Liberals think Sarah Palin is nauseatingly when not hilariously stupid. Conservatives have convinced themselves that she’s stupid like a genius. I think the liberals are obviously right at least in terms of conventional standards of verbal intelligence, but that doesn’t mean that Sarah Palin isn’t talented and shrewd. Her problem is that she suffers from a chronic case of cerebral flatulence, some combination of organic mis-wiring and a determination to be something she absolutely isn’t – articulate.
Because liberals know she’s nauseatingly when not hilariously stupid, they tend to assume she actually means some of the stinky noises that erupt from her major orifice, when actually the jumbles have little meaning at all except as evidence of disconnection between her imagination and her verbal apparatus. Because conservatives know that liberals are the ones who are nauseatingly when not hilariously stupid, and that Sarah Palin is stupid like one of the greatest political geniuses of all time, there is no hermeneutic they’ll leave un-applied in the effort to make sweet-smelling sense of whatever loud stench that emanates from her. What they hear is what they desperately want to hear from someone, and what they are happy to hear over and over again, as many times as you care to repeat it for them. That liberals hear something different, and react negatively, merely confirms that what conservatives hear, or say they hear, or eventually convince themselves they’ve heard, is the authentic sound.
Here’s the one that she cut the other day, from the above video, as transcribed by evil lamestream media sniffers:
He who warned, uh, the … the British that they weren’t gonna be takin’ away our arms, uh, by ringin’ those bells and, um, by makin’ sure that as he’s ridin’ his horse through town to send those warnin’ shots and bells that, uh, we were gonna be secure and we were gonna be free … and we were gonna be armed.
Some conservatives will be offended by the “uh”‘s: They think that other everyday geniuses get their uhs removed by kindly editors, but the excuse is that when someone’s words are going to be excruciatingly parsed, we need the uhs and ums, just in case one of them clues us to something implied or intended that makes sense of the nonsense. I think the problem with the transcript is that it misses the point where Palin, in her usual way, lost her own thread, and then, like a jazz saxophonist deciding to work the wrong note into the solo, struggles through the changes. The gun-rights, freedom bar is her “tonal.” It brings her back to rightwing Earth, even as it reminds her supporters why they should want to cooperate in her musical-rhetorical recovery.
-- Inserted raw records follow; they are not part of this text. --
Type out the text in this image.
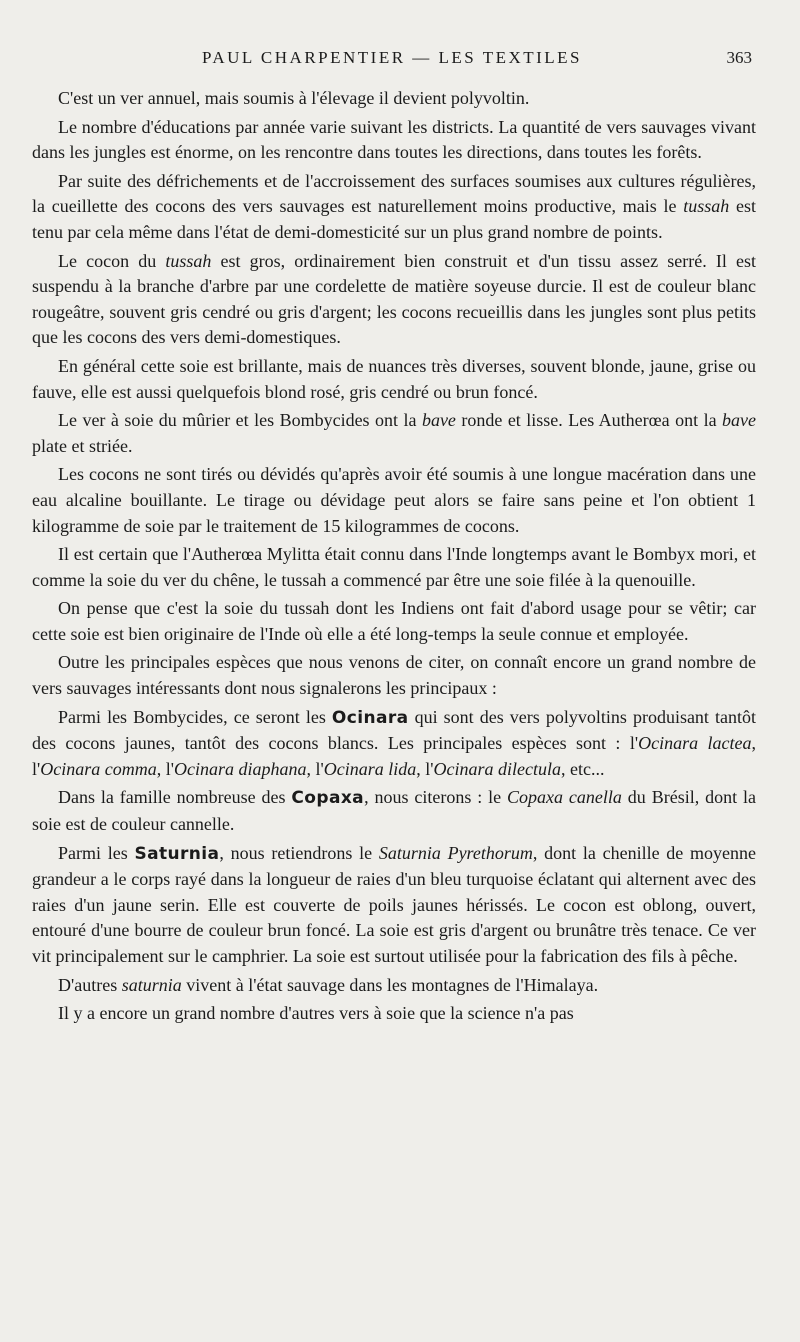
PAUL CHARPENTIER — LES TEXTILES	363

C'est un ver annuel, mais soumis à l'élevage il devient polyvoltin.

Le nombre d'éducations par année varie suivant les districts. La quantité de vers sauvages vivant dans les jungles est énorme, on les rencontre dans toutes les directions, dans toutes les forêts.

Par suite des défrichements et de l'accroissement des surfaces soumises aux cultures régulières, la cueillette des cocons des vers sauvages est naturellement moins productive, mais le tussah est tenu par cela même dans l'état de demi-domesticité sur un plus grand nombre de points.

Le cocon du tussah est gros, ordinairement bien construit et d'un tissu assez serré. Il est suspendu à la branche d'arbre par une cordelette de matière soyeuse durcie. Il est de couleur blanc rougeâtre, souvent gris cendré ou gris d'argent; les cocons recueillis dans les jungles sont plus petits que les cocons des vers demi-domestiques.

En général cette soie est brillante, mais de nuances très diverses, souvent blonde, jaune, grise ou fauve, elle est aussi quelquefois blond rosé, gris cendré ou brun foncé.

Le ver à soie du mûrier et les Bombycides ont la bave ronde et lisse. Les Autherœa ont la bave plate et striée.

Les cocons ne sont tirés ou dévidés qu'après avoir été soumis à une longue macération dans une eau alcaline bouillante. Le tirage ou dévidage peut alors se faire sans peine et l'on obtient 1 kilogramme de soie par le traitement de 15 kilogrammes de cocons.

Il est certain que l'Autherœa Mylitta était connu dans l'Inde longtemps avant le Bombyx mori, et comme la soie du ver du chêne, le tussah a commencé par être une soie filée à la quenouille.

On pense que c'est la soie du tussah dont les Indiens ont fait d'abord usage pour se vêtir; car cette soie est bien originaire de l'Inde où elle a été long-temps la seule connue et employée.

Outre les principales espèces que nous venons de citer, on connaît encore un grand nombre de vers sauvages intéressants dont nous signalerons les principaux :

Parmi les Bombycides, ce seront les Ocinara qui sont des vers polyvoltins produisant tantôt des cocons jaunes, tantôt des cocons blancs. Les principales espèces sont : l'Ocinara lactea, l'Ocinara comma, l'Ocinara diaphana, l'Ocinara lida, l'Ocinara dilectula, etc...

Dans la famille nombreuse des Copaxa, nous citerons : le Copaxa canella du Brésil, dont la soie est de couleur cannelle.

Parmi les Saturnia, nous retiendrons le Saturnia Pyrethorum, dont la chenille de moyenne grandeur a le corps rayé dans la longueur de raies d'un bleu turquoise éclatant qui alternent avec des raies d'un jaune serin. Elle est couverte de poils jaunes hérissés. Le cocon est oblong, ouvert, entouré d'une bourre de couleur brun foncé. La soie est gris d'argent ou brunâtre très tenace. Ce ver vit principalement sur le camphrier. La soie est surtout utilisée pour la fabrication des fils à pêche.

D'autres saturnia vivent à l'état sauvage dans les montagnes de l'Himalaya.

Il y a encore un grand nombre d'autres vers à soie que la science n'a pas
Palin works by agglomeration approximated to a logic, rather than by logic outward. There’s something she wants to say, and what she actually says is like a rough assemblage of bits and swatches, which, when pinned to her mental mannequin, looks to her and her followers enough like clothing to be presentable. Even they might admit that it’s less than a splendid ensemble – that supermodels like Reagan or Buckley would never have gone out in it – but they’d rather have their homespun than the best liberal cocktail dress… so THERE!
He who warned, uh, the … the British
I think she wanted to say something like “He who shouted ‘The British are coming!'” But maybe it occurred to her that the quote might not be exact, might really come from a poem, and might sound inappropriately hostile to our friends the British… So she quickly modulated – covered, vamped – instantly converting what was going to be a quote into a statement. Conservatives have struggled mightily to turn the resultant rather twisted locution into some semblance of historical insight, even attempting to re-write the Wikipedia entry on Revere to conform retroactively to Palin’s rendition, while suggesting that Palin was really referring to an incident in which Revere, briefly captured, delivered a defiant message to the Brits. (My personal view is that this interpretation is laughable – as if Palin, in these brief comments, was trying to lay some deep historical lurnin on us.)
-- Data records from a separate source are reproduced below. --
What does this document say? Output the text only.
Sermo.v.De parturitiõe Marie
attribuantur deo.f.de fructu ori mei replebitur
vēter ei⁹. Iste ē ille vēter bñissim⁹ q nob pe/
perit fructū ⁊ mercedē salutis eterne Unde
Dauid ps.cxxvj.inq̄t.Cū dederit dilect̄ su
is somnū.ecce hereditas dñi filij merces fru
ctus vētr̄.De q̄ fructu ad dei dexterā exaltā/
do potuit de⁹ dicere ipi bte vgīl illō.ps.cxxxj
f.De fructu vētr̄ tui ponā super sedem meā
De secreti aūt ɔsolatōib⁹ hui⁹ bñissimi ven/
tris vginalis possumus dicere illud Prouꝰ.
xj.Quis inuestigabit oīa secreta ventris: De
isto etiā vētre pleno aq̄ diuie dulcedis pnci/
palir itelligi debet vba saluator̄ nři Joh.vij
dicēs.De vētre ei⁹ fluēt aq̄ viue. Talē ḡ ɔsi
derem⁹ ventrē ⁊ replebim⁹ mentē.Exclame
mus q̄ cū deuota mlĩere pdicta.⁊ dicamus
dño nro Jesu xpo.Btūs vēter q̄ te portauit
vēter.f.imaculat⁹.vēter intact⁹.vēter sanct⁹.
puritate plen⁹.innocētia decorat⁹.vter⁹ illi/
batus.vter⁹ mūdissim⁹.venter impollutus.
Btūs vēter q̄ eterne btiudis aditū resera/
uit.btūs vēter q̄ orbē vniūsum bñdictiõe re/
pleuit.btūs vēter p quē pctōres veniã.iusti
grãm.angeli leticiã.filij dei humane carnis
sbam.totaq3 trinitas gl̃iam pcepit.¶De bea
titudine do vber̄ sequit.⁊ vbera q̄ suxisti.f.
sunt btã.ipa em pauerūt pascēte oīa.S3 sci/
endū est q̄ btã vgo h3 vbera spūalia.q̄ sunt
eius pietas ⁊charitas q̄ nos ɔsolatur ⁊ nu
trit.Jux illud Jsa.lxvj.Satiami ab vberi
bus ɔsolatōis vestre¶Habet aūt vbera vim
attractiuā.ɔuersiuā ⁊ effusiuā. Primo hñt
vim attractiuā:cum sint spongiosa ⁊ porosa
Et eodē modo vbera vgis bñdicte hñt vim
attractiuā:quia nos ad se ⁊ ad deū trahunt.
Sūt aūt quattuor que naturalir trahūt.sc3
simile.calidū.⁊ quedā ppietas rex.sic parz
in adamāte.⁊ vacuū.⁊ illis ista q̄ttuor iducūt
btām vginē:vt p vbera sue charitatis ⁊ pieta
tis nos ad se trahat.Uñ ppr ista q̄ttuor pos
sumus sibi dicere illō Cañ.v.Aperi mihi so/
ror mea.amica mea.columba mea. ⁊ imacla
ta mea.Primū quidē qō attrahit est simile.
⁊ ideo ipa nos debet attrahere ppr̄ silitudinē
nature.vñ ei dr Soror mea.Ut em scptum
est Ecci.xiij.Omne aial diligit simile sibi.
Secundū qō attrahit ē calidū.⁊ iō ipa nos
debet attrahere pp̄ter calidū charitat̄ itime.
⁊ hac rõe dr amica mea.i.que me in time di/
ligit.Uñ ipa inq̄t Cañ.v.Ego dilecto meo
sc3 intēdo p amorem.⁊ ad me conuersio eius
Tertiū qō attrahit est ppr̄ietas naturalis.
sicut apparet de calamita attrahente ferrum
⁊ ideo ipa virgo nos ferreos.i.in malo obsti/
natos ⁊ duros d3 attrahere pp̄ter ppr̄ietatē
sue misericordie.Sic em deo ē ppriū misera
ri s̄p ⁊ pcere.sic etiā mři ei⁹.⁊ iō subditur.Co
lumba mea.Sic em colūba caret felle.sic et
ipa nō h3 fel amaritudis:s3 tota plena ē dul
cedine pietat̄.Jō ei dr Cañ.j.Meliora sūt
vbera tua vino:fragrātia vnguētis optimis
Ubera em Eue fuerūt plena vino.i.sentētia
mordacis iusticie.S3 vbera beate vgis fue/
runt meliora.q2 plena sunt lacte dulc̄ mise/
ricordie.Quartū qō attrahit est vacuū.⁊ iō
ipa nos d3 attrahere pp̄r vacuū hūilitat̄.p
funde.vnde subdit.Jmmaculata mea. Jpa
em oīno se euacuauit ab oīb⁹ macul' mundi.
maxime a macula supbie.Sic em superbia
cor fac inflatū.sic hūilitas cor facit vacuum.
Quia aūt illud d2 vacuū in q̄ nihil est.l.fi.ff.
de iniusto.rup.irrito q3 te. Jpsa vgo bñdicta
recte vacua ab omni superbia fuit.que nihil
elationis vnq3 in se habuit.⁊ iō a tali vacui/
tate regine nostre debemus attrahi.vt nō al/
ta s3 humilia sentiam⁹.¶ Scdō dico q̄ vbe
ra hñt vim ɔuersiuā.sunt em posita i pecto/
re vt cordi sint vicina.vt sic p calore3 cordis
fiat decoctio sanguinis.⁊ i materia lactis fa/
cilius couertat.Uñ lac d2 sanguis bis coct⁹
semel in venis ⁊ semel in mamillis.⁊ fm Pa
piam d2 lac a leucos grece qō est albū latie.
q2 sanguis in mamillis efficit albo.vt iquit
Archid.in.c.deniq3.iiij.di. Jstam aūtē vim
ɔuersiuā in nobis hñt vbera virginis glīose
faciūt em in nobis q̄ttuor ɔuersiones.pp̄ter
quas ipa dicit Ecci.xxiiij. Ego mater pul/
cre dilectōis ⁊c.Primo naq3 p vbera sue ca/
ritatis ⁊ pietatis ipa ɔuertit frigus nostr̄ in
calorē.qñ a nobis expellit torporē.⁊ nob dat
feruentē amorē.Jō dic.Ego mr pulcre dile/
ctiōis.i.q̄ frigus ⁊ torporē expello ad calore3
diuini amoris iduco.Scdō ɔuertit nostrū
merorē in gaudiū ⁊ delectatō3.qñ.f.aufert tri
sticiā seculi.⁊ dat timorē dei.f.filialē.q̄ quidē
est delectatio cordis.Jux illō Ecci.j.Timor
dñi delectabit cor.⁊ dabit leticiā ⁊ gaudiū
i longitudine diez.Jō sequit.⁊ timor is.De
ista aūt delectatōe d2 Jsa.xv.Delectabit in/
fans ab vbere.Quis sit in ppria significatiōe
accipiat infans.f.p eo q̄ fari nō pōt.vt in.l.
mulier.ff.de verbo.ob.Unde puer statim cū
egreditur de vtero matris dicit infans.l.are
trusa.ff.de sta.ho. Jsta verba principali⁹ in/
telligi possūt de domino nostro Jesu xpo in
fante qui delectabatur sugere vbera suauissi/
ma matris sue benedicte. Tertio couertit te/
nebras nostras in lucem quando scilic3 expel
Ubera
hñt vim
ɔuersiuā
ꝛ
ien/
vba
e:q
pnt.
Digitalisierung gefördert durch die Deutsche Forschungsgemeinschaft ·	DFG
The rest of the statement gradually shifts the counterproductive emphasis away from the Brits toward Real Tea Party Americans who, in Palin reality, then as now, love their guns and stand ready to defend Real Tea Party America against all comers. She is justifiably confident that her supporters will respond positively to what she and they recognize as her real, intended message: We’re great, we’ve always been great, and it’s the people who don’t get that that have problems.
Just as P has her supporters who stand ready to defend her, you have me. My least favorite criticism about things like what you’ve written here is that the writer or speaker is somehow “thinking too much” about something of little consequence. I couldn’t disagree more, especially in your case and especially in this case. It’s wonderful how you explain what happens with P. I would swear on a stack of Bhagavad Gitas that it’s right on, and I think I’m in a position to judge because I do some of what you describe myself. When I’m teaching yoga things like this happen. The difference is that, like a good little Ram Das Tom Robbins lovin’ ADD hippie, I cop to it. I tell people–ooh, for some reason I just said a bunch of shit there. Sorry. But it was funny wasn’t it?
Also, during this time of year, I think it’s important to note that Sarah could shoot free-throws in the clutch. I once saw a video of her sinking two to win a game.